I realized no one was ever going to help me. I was alone in a vicious world. Why should I give a fuck about anyone but myself. I can only save myself and keep myself safe. Thanks Dad.
— DudeinPurple
- After my 6 year old son died in my arms.
It changes you, profoundly.
— PLTuck
- When I realized giving a fuck took way more effort than it was worth.
— Panda-Monium13
- When I realized that im around myself 100% of the time, so I better stop fussing over what other people think and actually put effort into learning to like myself.
There's no point in killing yourself to please someone you only see 10% of the time, fuck 'em.

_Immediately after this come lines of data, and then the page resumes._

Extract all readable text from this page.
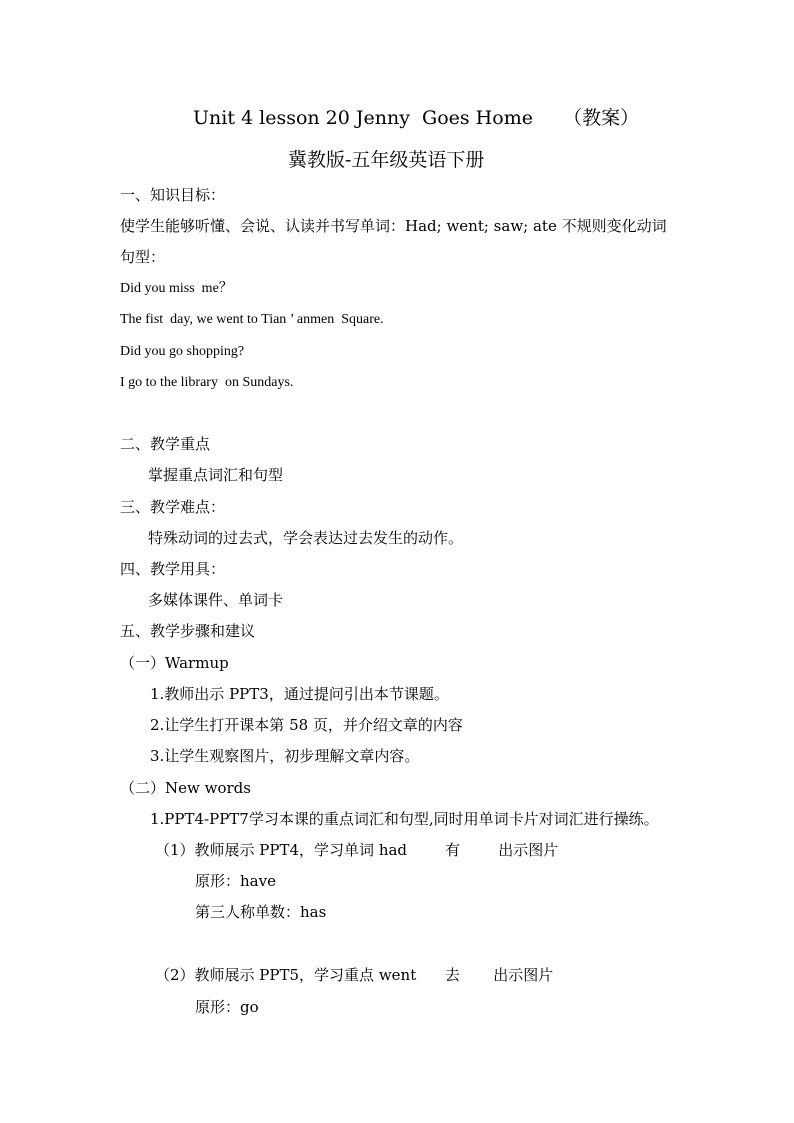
Unit 4 lesson 20 Jenny  Goes Home     （教案）
冀教版-五年级英语下册
一、知识目标：
使学生能够听懂、会说、认读并书写单词：Had; went; saw; ate 不规则变化动词
句型：
Did you miss  me？
The fist  day, we went to Tian ’ anmen  Square.
Did you go shopping?
I go to the library  on Sundays.
二、教学重点
掌握重点词汇和句型
三、教学难点：
特殊动词的过去式，学会表达过去发生的动作。
四、教学用具：
多媒体课件、单词卡
五、教学步骤和建议
（一）Warmup
1.教师出示 PPT3，通过提问引出本节课题。
2.让学生打开课本第 58 页，并介绍文章的内容
3.让学生观察图片，初步理解文章内容。
（二）New words
1.PPT4-PPT7学习本课的重点词汇和句型,同时用单词卡片对词汇进行操练。
（1）教师展示 PPT4，学习单词 had        有        出示图片
原形：have
第三人称单数：has
（2）教师展示 PPT5，学习重点 went      去       出示图片
原形：go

Put your energy into people who actually matter.
— faithfullynotyours
- When I realized that what other people thought of me didn't matter in the slightest. Life seems much better when you stop trying to change yourself to please others.
— vld-s
- The first time I heard the glorious words that would become my beacon of light for several years "minimum wage, minimum effort"
— RevanchistAmerican
- When i tried to be a real friend to people, and found that even after opening up about myself, they didn't seem to really care about how I was doing, I only seemed to matter when i was convenient to them or they had no kne else to talk to. When they found someone else, they barely talked to me again.